1680 Trinté Trivultus avec Scutum Fidei (Museo colonial, Bogotà)
Autrefois déposée dans la cathédrale de Sante Fé de Bogotà, cette peinture de Gregorio Vasquez de Arce représente une trinité triface avec le symbole du dogme.
Trinités récentes
1862 Caen, Abbaye aux Dames
Le tympan du portail principal présente une sculpture de la Trinité triandrique créée par Adolphe Geoffroy-Dechaume.
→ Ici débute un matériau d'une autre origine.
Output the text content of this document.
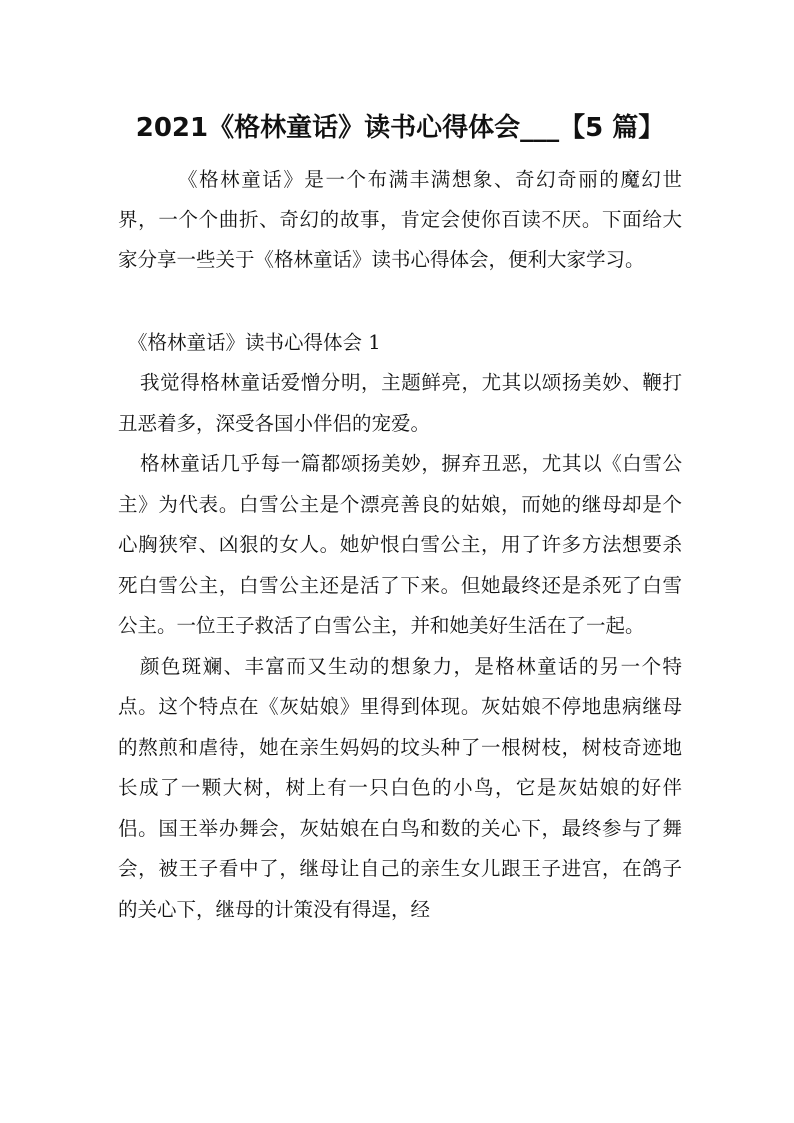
2021《格林童话》读书心得体会___【5 篇】
《格林童话》是一个布满丰满想象、奇幻奇丽的魔幻世界，一个个曲折、奇幻的故事，肯定会使你百读不厌。下面给大家分享一些关于《格林童话》读书心得体会，便利大家学习。
《格林童话》读书心得体会 1

我觉得格林童话爱憎分明，主题鲜亮，尤其以颂扬美妙、鞭打丑恶着多，深受各国小伴侣的宠爱。

格林童话几乎每一篇都颂扬美妙，摒弃丑恶，尤其以《白雪公主》为代表。白雪公主是个漂亮善良的姑娘，而她的继母却是个心胸狭窄、凶狠的女人。她妒恨白雪公主，用了许多方法想要杀死白雪公主，白雪公主还是活了下来。但她最终还是杀死了白雪公主。一位王子救活了白雪公主，并和她美好生活在了一起。

颜色斑斓、丰富而又生动的想象力，是格林童话的另一个特点。这个特点在《灰姑娘》里得到体现。灰姑娘不停地患病继母的熬煎和虐待，她在亲生妈妈的坟头种了一根树枝，树枝奇迹地长成了一颗大树，树上有一只白色的小鸟，它是灰姑娘的好伴侣。国王举办舞会，灰姑娘在白鸟和数的关心下，最终参与了舞会，被王子看中了，继母让自己的亲生女儿跟王子进宫，在鸽子的关心下，继母的计策没有得逞，经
Cette œuvre d’art a été contestée par l’évêque de Bayeux qui en a demandé la destruction ; c’est la Commission des monument historiques, présidée par Viollet-le-Duc, qui en a décidé le maintien.
1915 Lausanne, église protestante St Jean de Cour
Le peintre Louis Rivier y a réalisé une classique Trinité Thrône de Grâce
1925 Semsales/Fribourg, nouvelle église St Nicolas (1925-26)
Peinte par l’ancien cubiste converti Gino Severini, la Trinité triandrique de Semsales fait partie des œuvres religieuses du Groupe de St Luc. La peinture , considérée comme «hérétique», a été dénoncée en 1928 aux autorités vaticanes qui en ont ordonné la destruction ; ce n’est qu’à l’intervention de la hiérarchie ecclésiastique locale que l’oeuvre a pu être conservée.
1956 Châtel-Guyon/Puy-de-Dôme, église St Anne
Dans cette localité thermale auvergnate, en 1956 le peintre d’icônes Nicolas Greschny a réalisé une Trinité du Psautier d’inspiration byzantine.
Icônes russes
1379-1400 Icône Zyrianskaïa (Musée d’art de Vologda)
Cette icône de style byzantin, réalisée par St Etienne de Perm, représente la scène trinitaire des chênes de Mambré ou l’hospitalité d’Abraham.
1400 Icône «La Paternité», Novgorod (Galerie Tretiakov, Moscou)
Plus ancienne représentation du type Paternité dans l’art russe, cette icône d’auteur inconnu s’inspire du Nouveau Testament.
1410-27 Icône trinitaire «L’hospitalité d’Abraham» (Galerie Tretiakov, Moscou)
Le peintre Andrej Roubliev reprend le thème traité par St Etienne de Perm.
Le Scutum Fidei ou Bouclier de la Foi
La Trinité est illustrée au cours du Moyen-Age sous la forme d’un symbole dit Scutum Fidei ou Bouclier de la Foi. Sous la forme d’un triangle équilatéral il reprend la première partie de la confession de foi chrétienne de l’évêque d’Alexandrie Athanase (328-373). Il illustre de façon simple, à l’intention des fidèles, la doctrine trinitaire du Dieu unique en trois personnes.
La notion de Scutum Fidei est mentionée dans le Nouveau Testament (Epitre de Saint Paul aux Ephésiens) : « Prenez par-dessus tout cela le bouclier de la foi, avec lequel vous pourrez éteindre tous les traits enflammés du malin».
Le Scutum Fidei proprement dit est attesté pour la première fois en 1210, dans un manuscrit de Pierre de Poitiers, le Compendium Historiæ in Genealogia Christi. Il deviendra toujours plus populaire et se retrouvera dans des illustrations de chevalerie, p.ex. dans la Summa Vitiorum de Guillaume Peyraut, où un chevalier symbolique, protégé par le Scutum Fidei, s’apprête à combattre les sept péchés capitaux.